Venezuela orders long weekends to stave off power crisis

Public employees in Venezuela will take long weekends under the government's latest bid to ease a nationwide power crisis.

60 days days of 4-day workweeks aimed at reducing electricity consumption by 20 per cent

Venezuelan President Nicolas Madurohas ordered state workers to take Fridays off for the next 60 days to cut back on the country's electricity use. (Marco Bello/Reuters)

Public employees in Venezuela will take long weekends under the government's latest bid to ease a nationwide power crisis.

President Nicolas Maduro announced late Wednesday that he would sign a decree giving state workers a Friday furlough for 60 days. Together with other measures, he hopes to reduce electricity consumption by at least 20 per cent.

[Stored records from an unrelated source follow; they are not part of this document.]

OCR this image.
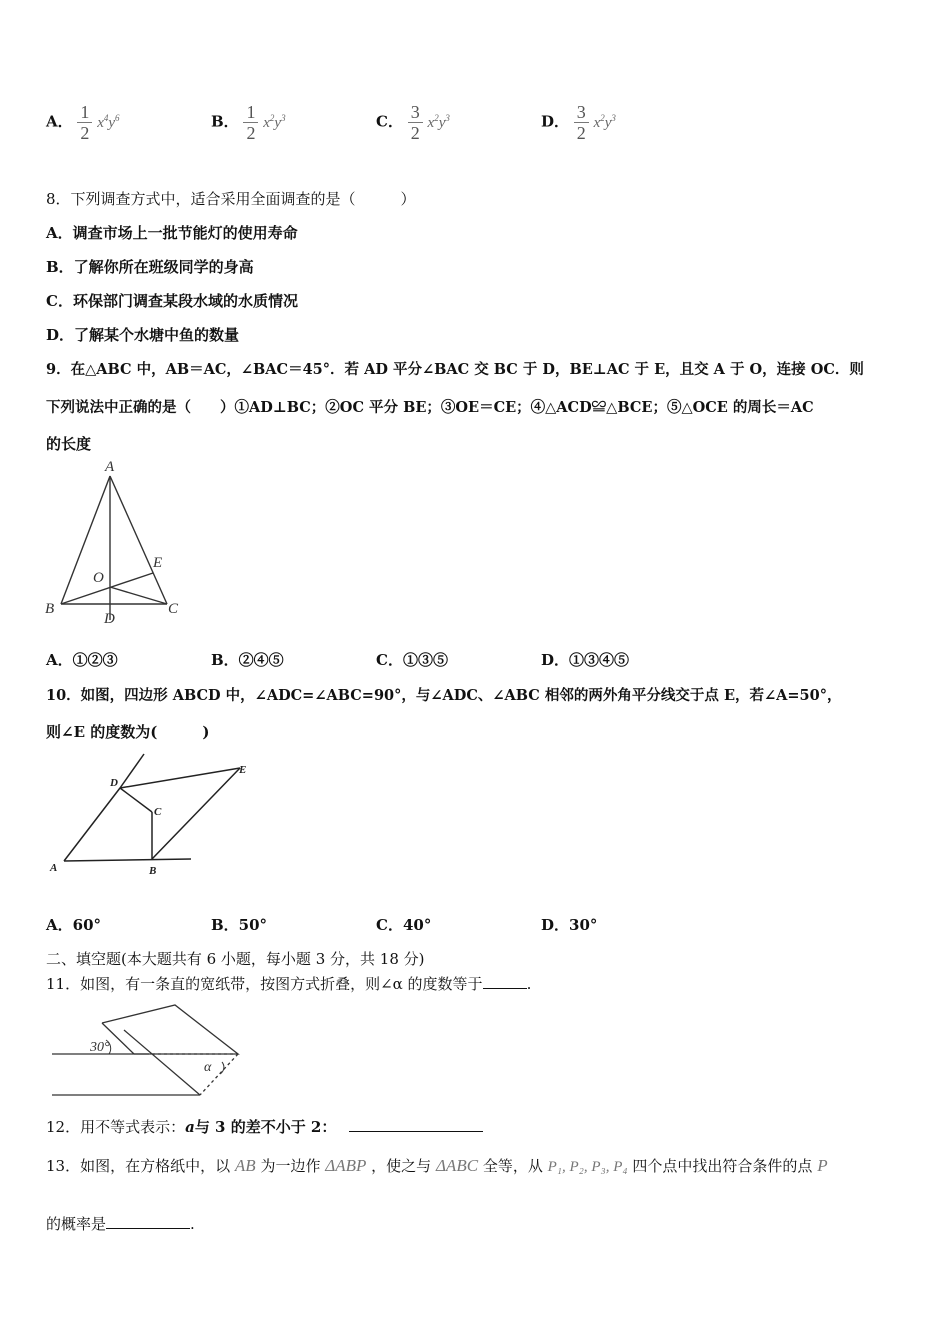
A． $\frac{1}{2} x^4y^6$	B． $\frac{1}{2} x^2y^3$	C． $\frac{3}{2} x^2y^3$	D． $\frac{3}{2} x^2y^3$
8．下列调查方式中，适合采用全面调查的是（　　　）
A．调查市场上一批节能灯的使用寿命
B．了解你所在班级同学的身高
C．环保部门调查某段水域的水质情况
D．了解某个水塘中鱼的数量
9．在△ABC 中，AB＝AC，∠BAC＝45°．若 AD 平分∠BAC 交 BC 于 D，BE⊥AC 于 E，且交 A 于 O，连接 OC．则
下列说法中正确的是（　　）①AD⊥BC；②OC 平分 BE；③OE＝CE；④△ACD≌△BCE；⑤△OCE 的周长＝AC
的长度
A
B	C
D
E
O
A．①②③	B．②④⑤	C．①③⑤	D．①③④⑤
10．如图，四边形 ABCD 中，∠ADC=∠ABC=90°，与∠ADC、∠ABC 相邻的两外角平分线交于点 E，若∠A=50°，
则∠E 的度数为(　　　)
A	B
C
D
E
A．60°	B．50°	C．40°	D．30°
二、填空题(本大题共有 6 小题，每小题 3 分，共 18 分)
11．如图，有一条直的宽纸带，按图方式折叠，则∠α 的度数等于	.
30°
α
12．用不等式表示：a与 3 的差不小于 2：
13．如图，在方格纸中，以 AB 为一边作 ΔABP ，使之与 ΔABC 全等，从 P₁, P₂, P₃, P₄ 四个点中找出符合条件的点 P
的概率是	.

Officials have been warning for weeks that the water level behind the nation's largest dam has fallen to near its minimum operating level.

Almost 70 per cent of the South American country's electricity comes from the Guri Dam, which holds back the Caroni River in the southeastern state of Bolivar. If water levels fall too low, the government will have to shut down the dam entirely, crippling electricity supply.

Maduro's socialist administration blames the crisis on a drought caused by the El Nino weather phenomenon and repeated acts of sabotage by its opponents. But experts say rationing could have been prevented had the government invested in maintenance and in the construction of thermoelectric plants.

Venezuela has grappled with blackouts for years, including one that took President Nicolas Maduro by surprise as he delivered a national address on live television. Caracas occasionally shuts down because of citywide losses of power and some rural areas are living mostly in the dark.

Maduro's predecessor, president Hugo Chavez, promised to solve the problem in 2010, but little has improved.

Act of desperation 

Critics ridiculed the long weekend decree, saying it was an act of desperation and would do little to solve the energy crunch, as workers will simply go home and turn on the lights and air conditioning. Electricity here is virtually free, giving Venezuelans little incentive to conserve.

"The geniuses at the presidential palace are increasing days off to resolve the electricity chaos. To really solve the problem, clearly you have to increase them to 365 days a year," tweeted Henry Ramos, leader of the country's opposition-controlled Congress.

Some public workers greeted the news with muted excitement, while others complained that the day off wouldn't even give them a chance to hunt down scarce grocery staples, since the government only allows people to shop one day a week at state-run supermarkets, with the day pre-determined by ID number.

The country has seen a bit of rain in recent days, but not enough to signal the end of the dry season.

President urges women to stop blowdrying hair

It's unclear how the move will affect institutions like schools and hospitals. Maduro said the decree applies to all public workers who can be furloughed without affecting production.

Maduro gave workers a full week off in March to save electricity and in February cut the hours of more than 100 malls across the country.

On Wednesday, he urged Venezuelans to make small changes to their routines, including turning off the air conditioners in the tropical heat, and using clotheslines rather than driers. He also urged Venezuelan women to stop blowing out their hair.

"I always think a woman looks better when she just runs her fingers through her hair and lets it dry naturally," he said. "It's just an idea I have."